- Born: Edith Margaret Bell February 7, 1880 Montreal, Quebec, Canada
- Died: October 10, 1963 (aged 83) Phoenix, Arizona, U.S.
- Occupation(s): botanist and horticulturalist
- Awards: Arizona Women's Hall of Fame (1991)

= Margaret Bell Douglas =

Canadian botanist and horticulturalist

Edith Margaret Bell Douglas (February 7, 1880 – October 10, 1963) was a Canadian botanist and horticulturist known for her work in the Southwestern United States and Mexico. She helped establish the Desert Botanical Garden and donated 1,500 of her own specimens to its herbarium. She is a member of the Arizona Women's Hall of Fame and the namesake of the Garden Club of America's Margaret Douglas Medal.

==Biography==
Edith Margaret Bell was born on February 7, 1880, in Montreal. Her father, geologist Robert Bell, took her with him on surveys and mapping expeditions when she was a child. Bell was educated in Europe and presented to Queen Victoria at the Court of St. James.
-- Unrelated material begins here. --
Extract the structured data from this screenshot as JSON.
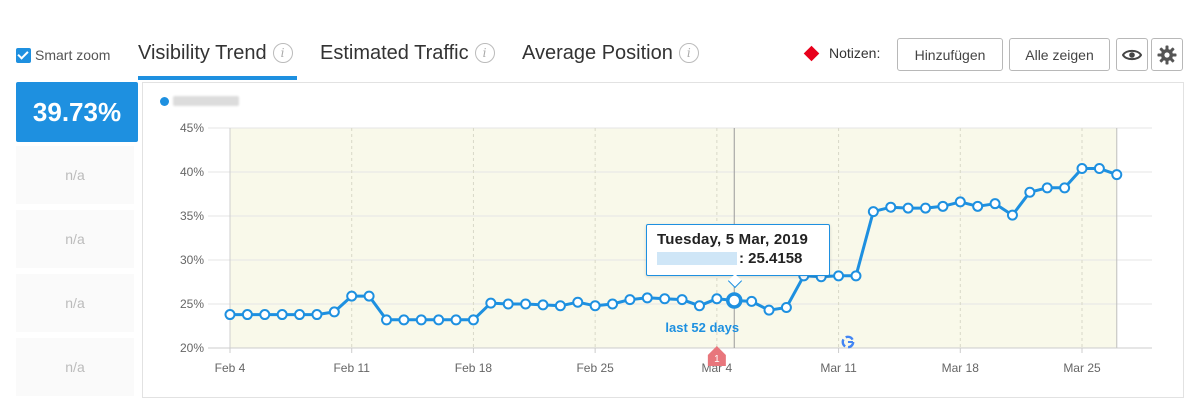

She married Walter Douglas, a mining engineer and railroad manager, in September 1902. The couple moved into an adobe house in Bisbee, Arizona. In 1908, they moved to a large house in Warren and donated their previous home to the YWCA. They had five children and frequently spent their summers in Santa Barbara, California, where they lived in a bungalow built by Francis Townsend Underhill in what is now Montecito Park.

Douglas became interested in gardening and landscaping and began to work on projects related to her husband's Phelps Dodge operations. She supervised the landscaping at Copper Queen Hotel, built for visiting investors and dignitaries. She also hired landscape architect Carmillo Fenzi to create a garden for a new El Paso and Southwestern Railroad depot in Tucson, Arizona, and she organized a "garden contest to improve the isolated railroad settlements along the line from Tucson to Douglas and El Paso. She provided flower and vegetable seeds and succeeded in transforming dreary barrenness with luster and beauty."

In 1921, Douglas became a member-at-large of the Garden Club of America. After relocating to Mexico in 1931 for her husband's new position as president of the Sud Pacifico de Mexico rail line, Douglas began working with the railroad company and the Mexican government to create experimental agricultural stations along the western coast of the country, in the hopes of improving native varieties crops such as corn and flax. Douglas also hosted the Garden Club of America's 1937 trip to Mexico.

She was a member of several cultural institutions, including the New York Horticultural Society, the advisory Council of the New York Botanical Gardens, the board of New York City Memorial Hospital, the Phoenix Garden Club, and a trustee of the Heard Museum of Anthropology and Primitive Art. With Gertrude Webster, she helped establish the Desert Botanical Garden and donated 1,500 specimens for its herbarium. Douglas also campaigned to prevent the development of Camelback Mountain and to save the California redwoods.

In 1952, the Garden Club of America created the Margaret Douglas Medal, "awarded for notable service to the cause of conservation education."

Douglas died in Phoenix on October 10, 1963.

She was inducted into the Arizona Women's Hall of Fame in 1991.